Bronenosets Potyomkin
Sovyet sinemasının bu abidevi
eserinde yönetmen Sergei Eisentein, sessiz sinama çağının son devirlerinde
ustalıkta yaratıcılığını konuşturuyor. Yetmiş beş dakikalık bu sinematik
destanın yarattığı etki neredeyse kendisinden sonra çekilin bütün savaş
filmlerini derinden etkilemiştir. Film, Sovyet devriminin temel mihenk
taşlarından birisi olan Potemkin zırhlısındaki ayaklanmayı ustaca beyaz perdeye
aktarmayı başarmıştır. Dönemindeki teknik yetersizliğe rağmen filmin gerek
dramatik öğeleri gerekse tarihi canlandırmadaki yeteneği izleyenleri
büyülmektedir. Filmin çekildiği tarihin de filmin anlattığı tarih kadar önemi
vardır.

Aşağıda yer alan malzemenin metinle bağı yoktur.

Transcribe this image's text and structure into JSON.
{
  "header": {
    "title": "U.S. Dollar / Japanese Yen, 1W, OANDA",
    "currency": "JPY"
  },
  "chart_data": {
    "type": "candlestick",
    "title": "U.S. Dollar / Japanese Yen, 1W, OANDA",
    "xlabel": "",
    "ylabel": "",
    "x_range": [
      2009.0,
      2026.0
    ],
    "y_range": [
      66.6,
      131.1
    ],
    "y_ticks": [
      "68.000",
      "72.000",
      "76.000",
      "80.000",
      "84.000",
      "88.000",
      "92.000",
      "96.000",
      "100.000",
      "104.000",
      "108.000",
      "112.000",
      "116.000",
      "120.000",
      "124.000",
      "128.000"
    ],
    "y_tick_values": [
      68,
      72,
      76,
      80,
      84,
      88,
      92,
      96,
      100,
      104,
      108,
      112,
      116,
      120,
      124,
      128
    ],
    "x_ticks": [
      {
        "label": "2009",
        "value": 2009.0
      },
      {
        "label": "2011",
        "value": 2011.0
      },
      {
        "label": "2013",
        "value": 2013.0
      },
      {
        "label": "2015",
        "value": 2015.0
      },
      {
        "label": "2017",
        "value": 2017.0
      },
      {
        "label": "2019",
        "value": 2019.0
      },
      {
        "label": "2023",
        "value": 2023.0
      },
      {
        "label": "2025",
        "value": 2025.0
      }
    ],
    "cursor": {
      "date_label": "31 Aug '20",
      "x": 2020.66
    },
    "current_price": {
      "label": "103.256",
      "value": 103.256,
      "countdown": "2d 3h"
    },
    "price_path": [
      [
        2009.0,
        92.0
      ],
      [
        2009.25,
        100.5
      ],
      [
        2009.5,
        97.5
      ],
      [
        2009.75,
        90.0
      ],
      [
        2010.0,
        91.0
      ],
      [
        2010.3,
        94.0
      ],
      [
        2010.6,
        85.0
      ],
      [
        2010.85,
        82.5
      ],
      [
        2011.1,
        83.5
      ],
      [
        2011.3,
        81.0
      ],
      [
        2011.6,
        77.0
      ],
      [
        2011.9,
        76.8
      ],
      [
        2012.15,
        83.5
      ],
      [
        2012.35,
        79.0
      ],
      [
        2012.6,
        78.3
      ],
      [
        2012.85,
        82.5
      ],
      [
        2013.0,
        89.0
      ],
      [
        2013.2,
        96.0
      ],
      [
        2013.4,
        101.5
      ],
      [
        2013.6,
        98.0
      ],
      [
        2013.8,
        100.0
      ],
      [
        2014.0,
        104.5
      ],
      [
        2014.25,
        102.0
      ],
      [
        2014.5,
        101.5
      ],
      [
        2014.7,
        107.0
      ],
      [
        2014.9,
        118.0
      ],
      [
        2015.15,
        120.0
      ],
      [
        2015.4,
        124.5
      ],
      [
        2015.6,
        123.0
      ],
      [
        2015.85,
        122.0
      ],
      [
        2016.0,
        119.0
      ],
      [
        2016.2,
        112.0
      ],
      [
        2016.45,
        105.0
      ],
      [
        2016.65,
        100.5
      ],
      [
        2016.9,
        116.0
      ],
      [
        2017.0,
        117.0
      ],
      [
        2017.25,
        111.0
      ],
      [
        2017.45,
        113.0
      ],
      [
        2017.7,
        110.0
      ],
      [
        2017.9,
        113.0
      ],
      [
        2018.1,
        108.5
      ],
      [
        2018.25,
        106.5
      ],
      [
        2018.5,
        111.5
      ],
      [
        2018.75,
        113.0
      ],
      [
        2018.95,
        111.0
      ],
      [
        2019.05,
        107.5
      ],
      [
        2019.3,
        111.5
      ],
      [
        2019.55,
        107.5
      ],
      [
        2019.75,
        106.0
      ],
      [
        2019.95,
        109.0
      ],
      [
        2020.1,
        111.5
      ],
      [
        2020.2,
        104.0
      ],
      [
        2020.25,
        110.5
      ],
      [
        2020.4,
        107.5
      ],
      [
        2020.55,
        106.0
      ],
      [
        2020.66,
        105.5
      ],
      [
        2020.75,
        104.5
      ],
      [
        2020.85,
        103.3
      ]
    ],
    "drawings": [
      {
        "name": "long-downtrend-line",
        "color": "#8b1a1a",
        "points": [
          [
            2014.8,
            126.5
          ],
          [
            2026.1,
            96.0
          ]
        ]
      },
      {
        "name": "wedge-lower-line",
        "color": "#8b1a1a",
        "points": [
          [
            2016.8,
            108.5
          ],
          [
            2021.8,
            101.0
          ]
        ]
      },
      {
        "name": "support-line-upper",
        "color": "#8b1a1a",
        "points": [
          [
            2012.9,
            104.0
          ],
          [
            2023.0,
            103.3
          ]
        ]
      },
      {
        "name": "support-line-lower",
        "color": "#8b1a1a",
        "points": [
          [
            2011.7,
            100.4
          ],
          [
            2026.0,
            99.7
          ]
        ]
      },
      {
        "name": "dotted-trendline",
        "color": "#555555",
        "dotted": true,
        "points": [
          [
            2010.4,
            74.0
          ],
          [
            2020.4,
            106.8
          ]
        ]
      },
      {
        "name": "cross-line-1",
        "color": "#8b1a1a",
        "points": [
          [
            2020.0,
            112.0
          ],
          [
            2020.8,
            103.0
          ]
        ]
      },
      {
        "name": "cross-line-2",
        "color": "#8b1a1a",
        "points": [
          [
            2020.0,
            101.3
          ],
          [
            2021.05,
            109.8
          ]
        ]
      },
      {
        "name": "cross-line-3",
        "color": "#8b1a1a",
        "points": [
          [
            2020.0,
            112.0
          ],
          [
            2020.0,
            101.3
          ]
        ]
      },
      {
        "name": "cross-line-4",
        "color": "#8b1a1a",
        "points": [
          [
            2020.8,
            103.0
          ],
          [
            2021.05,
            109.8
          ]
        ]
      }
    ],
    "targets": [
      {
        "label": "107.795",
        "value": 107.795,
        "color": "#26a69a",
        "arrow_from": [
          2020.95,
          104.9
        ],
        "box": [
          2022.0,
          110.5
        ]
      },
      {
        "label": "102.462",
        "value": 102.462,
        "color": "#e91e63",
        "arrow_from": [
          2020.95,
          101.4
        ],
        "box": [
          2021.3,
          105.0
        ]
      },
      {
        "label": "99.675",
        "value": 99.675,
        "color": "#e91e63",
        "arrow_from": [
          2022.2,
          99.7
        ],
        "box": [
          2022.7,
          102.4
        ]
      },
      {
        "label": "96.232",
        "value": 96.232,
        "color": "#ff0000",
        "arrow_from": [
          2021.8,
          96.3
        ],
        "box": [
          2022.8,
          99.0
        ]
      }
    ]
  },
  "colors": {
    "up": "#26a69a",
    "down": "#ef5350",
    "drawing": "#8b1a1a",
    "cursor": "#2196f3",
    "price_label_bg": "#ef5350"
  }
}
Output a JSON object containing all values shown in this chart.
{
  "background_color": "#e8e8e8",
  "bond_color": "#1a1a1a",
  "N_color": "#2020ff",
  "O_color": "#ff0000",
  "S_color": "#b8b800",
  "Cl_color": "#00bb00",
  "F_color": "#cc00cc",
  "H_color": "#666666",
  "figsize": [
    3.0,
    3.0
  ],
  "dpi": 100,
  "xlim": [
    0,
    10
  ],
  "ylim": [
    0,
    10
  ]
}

Film tarihi ayaklanmanın yirminci yılında çekilmiştir. Ayrıca filmdeki
dramatik başarı ve söz söyleme cesaretinin arkasında Sovyetlerdeki derin
büroktarikleşmenin sansürünün henüz sanatçılarının başına musallat olmaması da
vardır.
Film sesli Hollywood sinemasının
aksine Rus sessiz sinemasını kullandığı tiyatral öğelere sıklıkla başvurmuş,
destansı bir görsellikle Potemkin zırhlısında yaşananları, ayaklanmanın
nedenlerini, geminin yanaştığı Odessa limanında yaşananları, halkın heyacanını ve
askerlerin hezeyanını perdeye aksettirmiştir. Film yıllarca sanat çevrelerini
etkilemiş, birçok filmde atfedilmiş ve birçok yazar, şair ve ressama iham
vermiştir. Film Avrupa’da birçok sinemada gösterim şansı bulmuş, günün olanca
ideolojik kutuplaşmasına rağmen sansüre uğramamıştır. Sovyet devriminin tarihi
ve ideolojik temellerinden olan ve ayaklanmanın meşru düşünsel zeminini çizen
bu anıtsal sinema filmi izlenmeyi ve içinden dersler edinmeyi bekliyor.
Viva Zapata
Memleketlimiz Elia Kazan’ın Oscar
ödüllü filmi, esas olarak Edgcomb Pincgon’un “Fethedilemez Zapata” isimli
kitabından John Steibeck tarafından senaryolaştırılmıştır. Meksikalı büyük
devrimci Emiliano Zapata’yı ise usta oyuncu Marlon Brando canlandırmıştır.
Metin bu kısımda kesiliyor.